Supported functions¶
The following functions and expressions are implemented in
pyiga.vform
and have the same semantics as in the UFL language
(see the UFL documentation):
dx
Dx()
grad()
div()
curl()
as_vector()
as_matrix()
inner()
dot()
tr()
det()
inv()
cross()
outer()
abs()
sqrt()
exp()
log()
sin()
cos()
tan()
In addition, all expressions have the members Expr.dx()
for partial
derivatives (analogous to the global function Dx()
), Expr.T
for
transposing matrices, and Expr.dot()
which is analogous to the global
dot()
function.
Vector and matrix expressions can be indexed and sliced using the standard
Python []
operator. Expressions also support the standard arithmetic
operators +, -, *, /, **
.
Compiling and assembling¶
Once a vform has been defined, it has to be compiled into efficient code
and then invoked in order to assemble the desired matrix or vector.
Currently, there is only one backend in pyiga
which is based on Cython –
the vform is translated into Cython code, compiled on the fly and loaded as a
dynamic module. The compiled modules are cached so that compiling a given vform for a
second time does not recompile the code.
Below is an example for assembling the Laplace variational form defined in the section A simple example:
from pyiga import assemble, bspline, geometry
# define the trial space
kv = bspline.make_knots(3, 0.0, 1.0, 20)
kvs = (kv, kv) # 2D tensor product spline space
# define the geometry map
geo = geometry.quarter_annulus() # NURBS quarter annulus
A = assemble.assemble_vf(stiffness_vf(2), kvs, geo=geo, symmetric=True)
Any further input functions the assembler requires can be passed as further
keyword arguments in the call to assemble_vf()
. The function will
automatically detect whether the VForm has arity 1 or 2 and generate a vector
or a matrix correspondingly.
Manual compilation of the variational form¶
Sometimes it may be necessary to directly work with the assembler class that
results from compiling a VForm
. The functions used for compilation
are contained in the pyiga.compile
module, and the resulting matrices
can be computed using the pyiga.assemble.assemble_entries()
functions.
Using these functions, the Laplace variational form defined above can be assembled as follows:
from pyiga import compile, assemble, bspline, geometry
# compile the vform into an assembler class
Asm = compile.compile_vform(laplace_vf(2))
# define the trial space
kv = bspline.make_knots(3, 0.0, 1.0, 20)
kvs = (kv, kv) # 2D tensor product spline space
# define the geometry map
geo = geometry.quarter_annulus() # NURBS quarter annulus
A = assemble.assemble_entries(Asm(kvs, geo=geo), symmetric=True)
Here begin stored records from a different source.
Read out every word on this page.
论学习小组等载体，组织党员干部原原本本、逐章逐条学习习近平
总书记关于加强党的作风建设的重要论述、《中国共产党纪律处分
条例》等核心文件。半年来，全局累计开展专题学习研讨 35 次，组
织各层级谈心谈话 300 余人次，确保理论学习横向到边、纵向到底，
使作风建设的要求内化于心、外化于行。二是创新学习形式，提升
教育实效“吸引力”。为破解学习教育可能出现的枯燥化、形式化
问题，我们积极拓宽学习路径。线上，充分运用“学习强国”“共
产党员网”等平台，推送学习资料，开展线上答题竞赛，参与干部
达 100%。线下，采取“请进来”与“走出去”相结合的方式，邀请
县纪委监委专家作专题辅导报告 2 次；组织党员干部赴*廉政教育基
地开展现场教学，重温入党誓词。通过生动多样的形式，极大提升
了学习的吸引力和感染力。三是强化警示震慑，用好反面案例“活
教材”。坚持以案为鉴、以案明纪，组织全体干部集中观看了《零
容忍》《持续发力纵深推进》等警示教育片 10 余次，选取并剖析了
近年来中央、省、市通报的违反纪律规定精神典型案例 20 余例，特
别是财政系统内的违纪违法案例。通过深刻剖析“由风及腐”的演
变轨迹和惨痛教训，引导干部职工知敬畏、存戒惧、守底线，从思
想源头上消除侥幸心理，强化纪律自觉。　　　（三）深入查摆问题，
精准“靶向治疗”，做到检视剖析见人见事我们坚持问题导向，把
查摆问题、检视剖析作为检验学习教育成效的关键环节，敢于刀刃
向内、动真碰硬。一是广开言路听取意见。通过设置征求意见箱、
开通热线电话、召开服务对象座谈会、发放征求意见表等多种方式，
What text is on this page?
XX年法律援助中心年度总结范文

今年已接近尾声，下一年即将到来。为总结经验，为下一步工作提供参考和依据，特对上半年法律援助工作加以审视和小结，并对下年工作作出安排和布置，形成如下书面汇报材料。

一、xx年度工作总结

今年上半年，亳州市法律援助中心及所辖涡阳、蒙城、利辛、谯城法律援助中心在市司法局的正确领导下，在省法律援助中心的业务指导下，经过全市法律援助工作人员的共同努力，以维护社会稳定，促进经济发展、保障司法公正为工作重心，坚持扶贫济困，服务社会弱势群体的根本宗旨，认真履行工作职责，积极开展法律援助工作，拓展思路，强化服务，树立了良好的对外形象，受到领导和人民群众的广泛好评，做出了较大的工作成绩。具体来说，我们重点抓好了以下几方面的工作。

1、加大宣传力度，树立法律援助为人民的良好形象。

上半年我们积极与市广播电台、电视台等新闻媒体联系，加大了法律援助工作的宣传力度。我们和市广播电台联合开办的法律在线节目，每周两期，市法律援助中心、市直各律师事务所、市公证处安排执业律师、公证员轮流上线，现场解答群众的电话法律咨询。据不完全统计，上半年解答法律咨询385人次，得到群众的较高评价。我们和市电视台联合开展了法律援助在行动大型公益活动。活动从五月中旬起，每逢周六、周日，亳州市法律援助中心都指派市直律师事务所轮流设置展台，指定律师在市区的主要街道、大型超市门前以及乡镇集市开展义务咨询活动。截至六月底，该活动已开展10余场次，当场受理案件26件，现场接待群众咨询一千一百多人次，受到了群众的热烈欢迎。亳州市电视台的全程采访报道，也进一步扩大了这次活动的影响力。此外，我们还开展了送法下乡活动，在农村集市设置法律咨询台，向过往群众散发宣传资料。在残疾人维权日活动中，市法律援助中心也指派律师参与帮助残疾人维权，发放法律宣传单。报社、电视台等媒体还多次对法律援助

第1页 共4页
The geometry map is passed using geo=
to the constructor of the
assembler class, and further input functions defined as described in
the section Working with coefficient functions can be passed in
the same way using their given name as the keyword.
The resulting object A
is a sparse matrix in CSR format; different matrix
formats can be chosen by passing the format=
keyword argument to
assemble_entries()
. The argument symmetric=True
takes advantage of the
symmetry of the bilinear form in order to speed up the assembly.